There's a University of Alaska Anchorage-based group that will teach high school students how to build a computer, help them assemble it, let them use that machine through high school and, as long as they complete three specific advanced math and science courses, they can keep it.

No, there's no catch, though those three courses -- trigonometry, physics and chemistry -- aren't exactly easy.

This past month, as part of the Alaska Native Science and Engineering Program's pre-college component, 15 Kenai Peninsula youth built their own computers.

The pre-college program is geared to engage Alaska Native and Native American high school students early on so they're ready for engineering-, science-, technology- and mathematics-based degrees in college.

Greta Cox, a school counselor at Kenai Central High School, said she works with her colleagues around the district to seek out Native freshmen and sophomores who will match well with ANSEP.

"It's the first thing they can do to get in the pipeline for ANSEP," Cox said of the program, which seeks to boost university recruitment and retention rates for Natives.

So long as the students pass those three courses before they graduate, they'll be allowed to keep their computers, regardless of where they may end up afterward.

Students also have opportunities as juniors and seniors to take part in summer programs.

Robert Gransbury, a regional director with ANSEP, helped the peninsula students build their computers.

He said he sees a range of background knowledge on the internal workings of the machines coming from the kids.

"Usually there's one or two that know what's inside a computer, and a few that have their own and can install RAM," he said. "But everyone learns a little bit and for the vast majority of students it's all brand new."

Typically, he said, the assembly process goes fairly smoothly barring any damaged components or software issues.

"There are some moments that they are flexing their brain a little," he said.

For the most part, though, he said the students are able to do much of the work themselves and can usually have their machines up and running in two or three days.

Despite the sometimes mind-blowing pace of technological development, Gransbury said that the students can keep their machines running and performing for a long life, even by today's standards.

"We teach them how to keep the computers updated and they are pretty top of the line," he said.

The computer-build part of ANSEP's pre-college program has grown significantly in the past seven years since its conception in 2003, Gransbury said.
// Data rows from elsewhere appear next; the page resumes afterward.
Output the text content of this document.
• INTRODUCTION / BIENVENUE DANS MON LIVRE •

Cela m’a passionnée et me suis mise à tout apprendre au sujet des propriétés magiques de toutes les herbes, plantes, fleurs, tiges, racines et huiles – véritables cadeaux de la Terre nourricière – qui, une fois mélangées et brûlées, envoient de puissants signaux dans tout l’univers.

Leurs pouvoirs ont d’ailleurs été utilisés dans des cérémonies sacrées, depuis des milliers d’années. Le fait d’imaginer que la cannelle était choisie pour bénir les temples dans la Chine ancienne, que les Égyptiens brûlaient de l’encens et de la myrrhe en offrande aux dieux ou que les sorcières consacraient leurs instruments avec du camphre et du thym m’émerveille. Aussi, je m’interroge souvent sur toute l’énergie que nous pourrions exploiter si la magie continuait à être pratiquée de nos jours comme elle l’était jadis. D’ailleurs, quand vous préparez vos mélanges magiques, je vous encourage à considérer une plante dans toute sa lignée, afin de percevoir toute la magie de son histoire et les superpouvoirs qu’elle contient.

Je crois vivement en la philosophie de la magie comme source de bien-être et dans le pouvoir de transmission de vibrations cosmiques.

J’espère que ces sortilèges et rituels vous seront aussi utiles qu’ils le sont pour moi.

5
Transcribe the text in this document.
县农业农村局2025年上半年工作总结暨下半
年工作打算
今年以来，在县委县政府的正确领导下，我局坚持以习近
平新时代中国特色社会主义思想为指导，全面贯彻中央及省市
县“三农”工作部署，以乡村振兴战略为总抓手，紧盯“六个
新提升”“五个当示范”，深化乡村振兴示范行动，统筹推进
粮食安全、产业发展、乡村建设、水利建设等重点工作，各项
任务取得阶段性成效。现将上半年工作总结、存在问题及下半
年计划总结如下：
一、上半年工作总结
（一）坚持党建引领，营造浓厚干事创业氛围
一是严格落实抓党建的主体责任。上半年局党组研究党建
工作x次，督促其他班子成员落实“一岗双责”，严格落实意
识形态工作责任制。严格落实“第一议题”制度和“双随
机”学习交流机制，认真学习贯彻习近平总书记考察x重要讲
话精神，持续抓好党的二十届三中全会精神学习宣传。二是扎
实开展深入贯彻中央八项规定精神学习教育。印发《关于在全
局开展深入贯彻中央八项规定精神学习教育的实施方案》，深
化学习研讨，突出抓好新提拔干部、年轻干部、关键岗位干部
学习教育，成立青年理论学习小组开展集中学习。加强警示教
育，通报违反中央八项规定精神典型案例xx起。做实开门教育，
They're building about 200 machines across the state each year now.

Of course, it's not solely growth that Gransbury points to as a sign of success; it's the program's retention rate, one of ANSEP's overall key goals.

"We have a 62 percent of those pre-college students passing those classes, and at university our retention rate is 70 percent," he said. "The national average for science-, technology-, engineering- and mathematics-based degrees is about 33 percent regardless of ethnicity."